任治抒刚坐下来,阚施泽望了他一眼,“我知道你想问什么。”
“你知道?”任治抒反问了一句,随即扯着嘴角笑了笑,往后一仰,将两只胳膊架在车厢上,“你果然是我肚子里的蛔虫。”
“你……算了!”阚施泽耷拉下眼皮,“你想问的,老实说,我也不知道。”
“你也不知道?”听到这话任治抒有些吃惊,“在这里,居然也有你不知道的事?”
阚施泽“嗯”了一声,他看着怀里昏睡着的茶白,声音轻柔道:“我知道其他玩家都是自己签署了“千字生死令”之后才进来的,猎奇、逃离现实世界、为了巨厚的奖金亦或是其他的什么原因,但总归是有理由的。但是茶白不一样,她根本不知道自己为什么会来这里,来之前发生的那一连串事情也很诡异。”
“你的意思是茶白进来这里,是有人有意安排的?那会是谁呢,目的又是什么?总不能仅仅是为了整蛊她吧。”任治抒说的这话他自己都不信。
阚施泽摇了摇头,“还有一点我也觉得挺奇怪的,玩家或多或少会被打乱,但是从第一关开始,她就一直和我在一起……”
任治抒:“你的意思是她和你之间有某种特殊的联系?那会不会是因为你们两人情投意合,所以系统为了祝有情人终成眷属,故意安排的?”
阚施泽:“……”
“你觉得可能么?”
任治抒耸了耸肩膀,“开个玩笑而已,所以说,你也不知道对么?”
阚施泽“嗯”了一声,“就像我之前和你说的,我不是人类,所以我实在是想不出来我和她之间到底有什么关系。”

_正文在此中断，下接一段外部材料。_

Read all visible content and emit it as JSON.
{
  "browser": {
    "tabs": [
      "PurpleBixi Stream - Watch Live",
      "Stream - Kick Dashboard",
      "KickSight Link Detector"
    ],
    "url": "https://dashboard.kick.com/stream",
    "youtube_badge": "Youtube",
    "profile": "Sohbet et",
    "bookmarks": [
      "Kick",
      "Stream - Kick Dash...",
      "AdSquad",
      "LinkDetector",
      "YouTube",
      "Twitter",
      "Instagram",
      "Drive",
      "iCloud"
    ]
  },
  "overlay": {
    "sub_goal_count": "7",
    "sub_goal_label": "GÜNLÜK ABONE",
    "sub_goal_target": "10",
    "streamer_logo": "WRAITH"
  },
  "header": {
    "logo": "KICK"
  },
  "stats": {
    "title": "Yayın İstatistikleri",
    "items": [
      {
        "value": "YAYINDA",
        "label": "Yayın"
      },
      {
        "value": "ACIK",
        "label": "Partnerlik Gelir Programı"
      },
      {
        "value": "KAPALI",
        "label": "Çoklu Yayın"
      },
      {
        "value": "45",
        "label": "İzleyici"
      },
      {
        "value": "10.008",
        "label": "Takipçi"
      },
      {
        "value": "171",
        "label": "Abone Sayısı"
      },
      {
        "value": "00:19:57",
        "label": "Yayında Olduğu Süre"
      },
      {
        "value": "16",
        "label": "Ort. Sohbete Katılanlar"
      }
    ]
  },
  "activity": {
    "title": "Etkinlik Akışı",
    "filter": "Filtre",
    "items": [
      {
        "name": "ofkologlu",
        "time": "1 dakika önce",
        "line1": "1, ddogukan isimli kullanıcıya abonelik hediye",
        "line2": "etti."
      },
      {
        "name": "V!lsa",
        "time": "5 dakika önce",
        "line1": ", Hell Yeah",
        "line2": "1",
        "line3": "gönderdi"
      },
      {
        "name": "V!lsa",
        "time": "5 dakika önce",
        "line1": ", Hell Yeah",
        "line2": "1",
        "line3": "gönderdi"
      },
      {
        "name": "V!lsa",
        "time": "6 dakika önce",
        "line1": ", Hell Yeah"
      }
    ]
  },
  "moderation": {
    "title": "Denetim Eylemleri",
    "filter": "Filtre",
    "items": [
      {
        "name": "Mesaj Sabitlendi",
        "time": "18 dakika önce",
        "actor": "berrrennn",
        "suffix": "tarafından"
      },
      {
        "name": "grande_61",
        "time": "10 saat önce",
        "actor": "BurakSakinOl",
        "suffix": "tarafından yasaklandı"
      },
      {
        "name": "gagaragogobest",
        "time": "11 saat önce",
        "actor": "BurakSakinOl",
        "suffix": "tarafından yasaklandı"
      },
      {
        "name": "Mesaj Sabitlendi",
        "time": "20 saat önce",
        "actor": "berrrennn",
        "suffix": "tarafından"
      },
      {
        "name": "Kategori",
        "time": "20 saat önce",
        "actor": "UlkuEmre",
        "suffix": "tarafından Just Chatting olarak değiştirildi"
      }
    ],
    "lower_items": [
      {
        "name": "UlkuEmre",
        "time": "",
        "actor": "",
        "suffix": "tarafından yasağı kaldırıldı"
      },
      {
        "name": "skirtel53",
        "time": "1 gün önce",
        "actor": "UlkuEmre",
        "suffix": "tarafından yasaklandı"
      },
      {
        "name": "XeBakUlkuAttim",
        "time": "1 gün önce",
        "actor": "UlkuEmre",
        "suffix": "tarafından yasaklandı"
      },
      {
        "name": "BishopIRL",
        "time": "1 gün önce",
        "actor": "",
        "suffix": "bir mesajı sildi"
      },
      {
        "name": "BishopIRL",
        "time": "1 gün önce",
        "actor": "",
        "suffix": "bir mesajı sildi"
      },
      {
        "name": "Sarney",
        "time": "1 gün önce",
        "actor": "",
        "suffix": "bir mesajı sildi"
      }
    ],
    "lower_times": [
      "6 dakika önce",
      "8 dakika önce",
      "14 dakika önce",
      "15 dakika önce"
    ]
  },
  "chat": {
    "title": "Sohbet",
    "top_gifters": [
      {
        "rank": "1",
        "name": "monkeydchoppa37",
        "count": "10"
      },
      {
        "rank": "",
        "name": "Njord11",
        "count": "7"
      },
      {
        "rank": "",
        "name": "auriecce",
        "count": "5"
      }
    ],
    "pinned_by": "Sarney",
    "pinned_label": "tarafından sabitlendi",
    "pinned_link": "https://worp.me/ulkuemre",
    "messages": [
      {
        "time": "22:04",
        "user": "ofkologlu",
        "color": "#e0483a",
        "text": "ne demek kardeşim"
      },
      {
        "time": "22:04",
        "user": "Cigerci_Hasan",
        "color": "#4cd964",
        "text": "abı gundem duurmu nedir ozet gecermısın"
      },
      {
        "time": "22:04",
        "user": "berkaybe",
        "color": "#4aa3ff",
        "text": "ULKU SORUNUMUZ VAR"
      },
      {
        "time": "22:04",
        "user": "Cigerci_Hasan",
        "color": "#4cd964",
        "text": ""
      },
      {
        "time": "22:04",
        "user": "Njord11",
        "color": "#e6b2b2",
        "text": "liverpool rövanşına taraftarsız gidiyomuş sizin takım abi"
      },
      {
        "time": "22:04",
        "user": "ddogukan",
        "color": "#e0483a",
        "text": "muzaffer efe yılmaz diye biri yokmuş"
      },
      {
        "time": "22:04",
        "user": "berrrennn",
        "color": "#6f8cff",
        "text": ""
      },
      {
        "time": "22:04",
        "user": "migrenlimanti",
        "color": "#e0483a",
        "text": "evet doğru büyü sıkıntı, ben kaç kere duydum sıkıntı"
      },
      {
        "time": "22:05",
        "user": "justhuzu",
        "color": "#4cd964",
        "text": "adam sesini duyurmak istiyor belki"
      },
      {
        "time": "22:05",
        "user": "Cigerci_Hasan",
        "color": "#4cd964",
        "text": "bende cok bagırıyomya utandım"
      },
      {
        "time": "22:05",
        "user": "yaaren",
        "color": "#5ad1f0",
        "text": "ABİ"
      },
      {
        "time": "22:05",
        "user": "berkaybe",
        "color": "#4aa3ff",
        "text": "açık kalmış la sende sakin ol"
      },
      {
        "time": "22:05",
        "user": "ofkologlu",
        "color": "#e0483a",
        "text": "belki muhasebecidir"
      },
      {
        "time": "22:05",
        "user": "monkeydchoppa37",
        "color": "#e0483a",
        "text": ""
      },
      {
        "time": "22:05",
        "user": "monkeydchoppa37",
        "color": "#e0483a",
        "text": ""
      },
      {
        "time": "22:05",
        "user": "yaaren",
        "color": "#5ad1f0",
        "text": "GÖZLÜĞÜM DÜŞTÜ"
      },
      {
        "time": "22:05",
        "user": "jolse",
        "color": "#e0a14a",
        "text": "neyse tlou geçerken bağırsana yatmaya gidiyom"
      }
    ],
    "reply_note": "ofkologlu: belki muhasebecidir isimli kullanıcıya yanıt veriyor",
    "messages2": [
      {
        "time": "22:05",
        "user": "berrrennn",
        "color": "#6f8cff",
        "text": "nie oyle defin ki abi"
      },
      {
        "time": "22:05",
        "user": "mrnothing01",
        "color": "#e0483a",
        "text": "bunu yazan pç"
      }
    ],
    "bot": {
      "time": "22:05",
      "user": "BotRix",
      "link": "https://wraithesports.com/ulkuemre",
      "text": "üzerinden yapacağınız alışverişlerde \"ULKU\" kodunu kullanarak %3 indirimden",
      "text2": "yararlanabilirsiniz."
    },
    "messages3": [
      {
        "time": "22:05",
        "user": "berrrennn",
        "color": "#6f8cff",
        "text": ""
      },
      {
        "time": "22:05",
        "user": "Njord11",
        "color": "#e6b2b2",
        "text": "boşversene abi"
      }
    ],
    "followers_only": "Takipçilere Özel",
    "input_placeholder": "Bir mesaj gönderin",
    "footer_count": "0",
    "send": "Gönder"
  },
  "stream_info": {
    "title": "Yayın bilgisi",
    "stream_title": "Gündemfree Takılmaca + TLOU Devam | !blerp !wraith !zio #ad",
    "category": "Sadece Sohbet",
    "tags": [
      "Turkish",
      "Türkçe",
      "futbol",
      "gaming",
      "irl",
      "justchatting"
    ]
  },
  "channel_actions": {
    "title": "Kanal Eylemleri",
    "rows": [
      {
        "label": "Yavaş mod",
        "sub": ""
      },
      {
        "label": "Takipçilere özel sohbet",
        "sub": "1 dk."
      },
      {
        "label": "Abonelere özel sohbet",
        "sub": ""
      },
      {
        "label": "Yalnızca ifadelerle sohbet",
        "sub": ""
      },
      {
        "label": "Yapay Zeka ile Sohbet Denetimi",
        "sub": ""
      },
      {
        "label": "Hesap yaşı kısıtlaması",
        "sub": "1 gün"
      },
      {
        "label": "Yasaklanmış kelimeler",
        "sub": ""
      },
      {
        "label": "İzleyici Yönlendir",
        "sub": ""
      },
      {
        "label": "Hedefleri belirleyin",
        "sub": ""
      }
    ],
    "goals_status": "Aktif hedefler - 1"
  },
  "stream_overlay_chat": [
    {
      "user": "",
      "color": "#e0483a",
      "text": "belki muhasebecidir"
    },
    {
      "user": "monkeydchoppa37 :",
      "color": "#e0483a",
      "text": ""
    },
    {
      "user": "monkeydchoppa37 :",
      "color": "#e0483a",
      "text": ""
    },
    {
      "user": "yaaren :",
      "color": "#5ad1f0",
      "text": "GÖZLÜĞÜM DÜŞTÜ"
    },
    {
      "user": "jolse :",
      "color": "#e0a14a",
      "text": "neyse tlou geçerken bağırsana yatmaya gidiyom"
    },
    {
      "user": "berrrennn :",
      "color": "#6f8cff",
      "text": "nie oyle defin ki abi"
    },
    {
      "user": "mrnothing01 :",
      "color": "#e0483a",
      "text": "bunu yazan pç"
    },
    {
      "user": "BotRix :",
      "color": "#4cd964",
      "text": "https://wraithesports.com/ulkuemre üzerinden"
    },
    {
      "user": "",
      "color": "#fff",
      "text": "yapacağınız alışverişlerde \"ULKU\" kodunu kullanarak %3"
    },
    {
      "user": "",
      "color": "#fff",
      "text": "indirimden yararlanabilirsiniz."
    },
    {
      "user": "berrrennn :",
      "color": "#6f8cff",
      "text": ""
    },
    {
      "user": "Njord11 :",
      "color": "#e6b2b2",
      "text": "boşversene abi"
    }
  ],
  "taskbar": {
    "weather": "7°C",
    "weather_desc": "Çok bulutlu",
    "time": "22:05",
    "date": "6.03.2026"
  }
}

“你还记得我说过你很像我的一个朋友么?”任治抒说到这里时神情忽然变得严肃起来。
阚施泽将视线落到他身上,“我记得,但你是知道的,我不是他!”
“算了,不纠结这个了。你能说说刚刚你们发生了什么吗?”
“能。”
原来当时阚施泽心如死灰,那一刻,所谓的任务,包括他的“使命”,像是一瞬间不复存在一样。
他抱着茶白去了负二层,脑子里只有一个想法,就是陪着对方一直待在那里。
可没过多长时间,阚施泽就发现茶白的身体变得滚烫起来,手再一摸,发现对方脸上的疥疮好像消失不见了。
起初他还不敢相信,于是抱着茶白回到了一楼,再看对方时,不仅脸上的疥疮,就连胳膊上,脖子上的都消失了。
试探了一下鼻息,平稳如常人一般。
阚施泽等了一会儿,结果就看到了其他玩家慌慌张张又狼狈地跑出了门诊楼,一抬头,就发现那边失火了。
听到这里,任治抒有些错愕,“没,没了?”他摸了摸后脑勺,“我怎么感觉你在糊弄我呢?”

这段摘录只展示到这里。